The terms of the settlement are confidential, but the Herald understands the deal involves Alesco paying the tax owed but not any penalties.
Alesco's parent company, ASX-listed DuluxGroup, said it has a $12.7 million provision held for the case and expects the final amount to be paid will "be towards, but less" than this.
The dispute concerned whether or not a funding structure Alesco NZ used to buy two other companies was a tax-avoidance arrangement.
In 2003, the Australian building-products supplier used an arrangement known as "optional convertible notes" (OCNs) to advance $78 million to its New Zealand subsidiary for these purchases.
From 2003 to 2008, Alesco NZ claimed deductions for amounts treated as interest liabilities on the notes, in accordance with a determination issued by the tax commissioner. But the commissioner then denied Alesco the interest deductions and treated the funding structure as a tax-avoidance arrangement.
Both the High Court and Court of Appeal sided with the IRD.

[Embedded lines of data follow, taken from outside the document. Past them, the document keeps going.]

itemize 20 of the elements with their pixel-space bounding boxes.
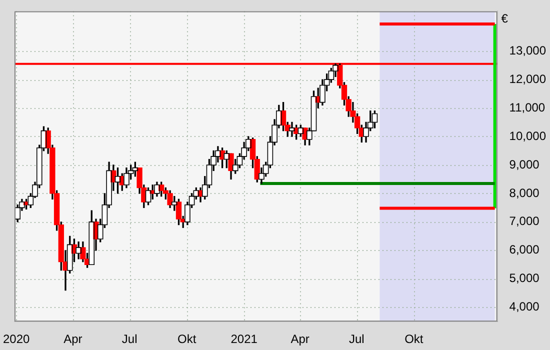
x-tick-label: 2020	[2, 332, 30, 346]
x-tick-label: Jul	[122, 332, 138, 346]
x-tick-label: Apr	[64, 332, 82, 346]
x-tick-label: 2021	[230, 332, 258, 346]
y-tick-label: 11,000	[509, 100, 546, 114]
y-tick-label: 12,000	[509, 72, 546, 86]
y-tick-label: 4,000	[509, 300, 540, 314]
y-tick-label: 9,000	[509, 157, 540, 172]
y-axis-title: €	[501, 12, 508, 26]
x-tick-label: Jul	[349, 332, 364, 346]
x-tick-label: Okt	[177, 332, 197, 346]
y-tick-label: 8,000	[509, 186, 540, 200]
y-tick-label: 6,000	[509, 242, 540, 257]
y-tick-label: 13,000	[509, 43, 546, 58]
x-tick-label: Apr	[290, 332, 310, 346]
y-tick-label: 5,000	[509, 271, 540, 286]
y-tick-label: 7,000	[509, 214, 540, 228]
y-tick-label: 10,000	[509, 128, 546, 143]
candlestick	[289, 122, 295, 137]
x-tick-label: Okt	[404, 332, 424, 346]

Other companies in disputes with the IRD over OCNs include Qantas, Transfield, Telstra Corp, Toll Holdings, and former MediaWorks owner Ironbridge.

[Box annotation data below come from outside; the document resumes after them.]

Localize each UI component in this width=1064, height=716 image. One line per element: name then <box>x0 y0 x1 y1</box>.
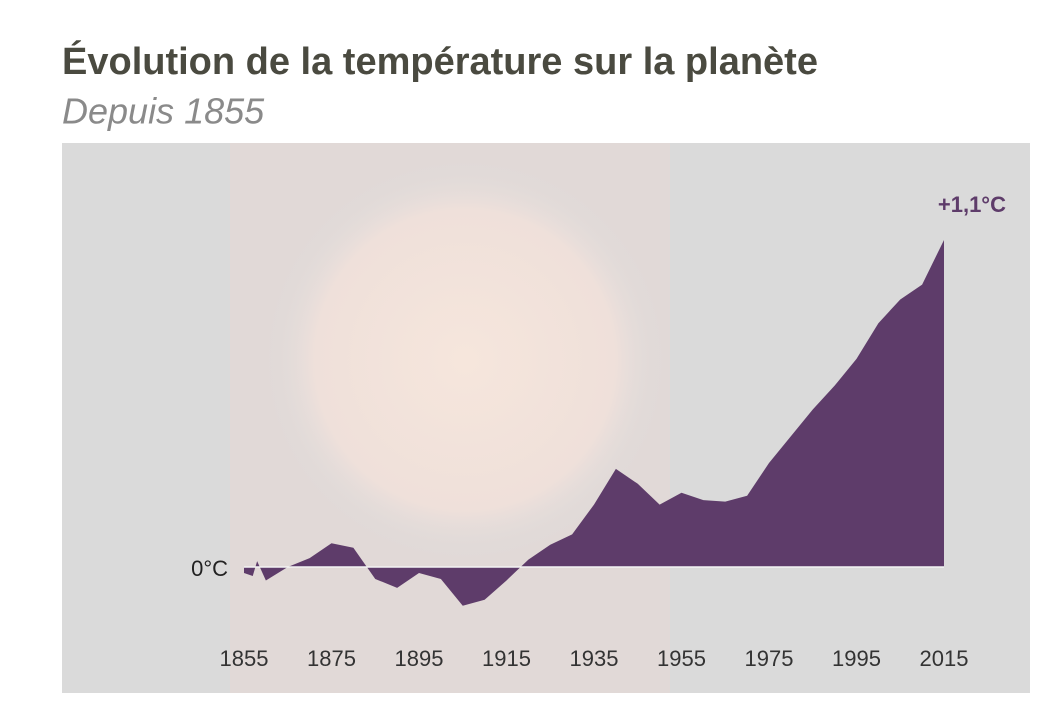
y-tick-label: 0°C <box>191 556 228 581</box>
chart-title: Évolution de la température sur la planè… <box>62 39 818 83</box>
chart-subtitle: Depuis 1855 <box>62 91 265 132</box>
x-tick-label: 1975 <box>745 646 794 671</box>
area <box>244 239 944 606</box>
x-tick-label: 1875 <box>307 646 356 671</box>
annotation: +1,1°C <box>938 192 1006 217</box>
x-tick-label: 1855 <box>220 646 269 671</box>
x-tick-label: 1935 <box>570 646 619 671</box>
x-tick-label: 1895 <box>395 646 444 671</box>
x-tick-label: 1995 <box>832 646 881 671</box>
x-tick-label: 1915 <box>482 646 531 671</box>
globe <box>265 160 665 560</box>
x-tick-label: 2015 <box>920 646 969 671</box>
x-tick-label: 1955 <box>657 646 706 671</box>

University of Auckland Business School senior lecturer in tax law Mark Keating said it was likely others would settle in the wake of the Alesco deal, although it was not a given that these would be on the same terms.
"If they don't [settle] they would have to go to the High Court, then go Court of Appeal and probably then have to go to the Supreme Court," Keating said.
Ernst & Young tax partner Joanna Doolan thought the bulk of the companies in OCN disputes would settle as the court process was drawn out and the "cost-benefit was seriously questionable".
She said the settlement was a huge disappointment to most tax practitioners.
"We didn't think that [the IRD] would lose this case but were hoping for some real clarity around some of the more technical points and it would be hoped that someone else will take their case," Doolan said.
Tax adviser Daniel Hunt said the Alesco case highlighted to other taxpayers that there were opportunities to settle with the IRD and that it may be in their "best commercial interests" to do so.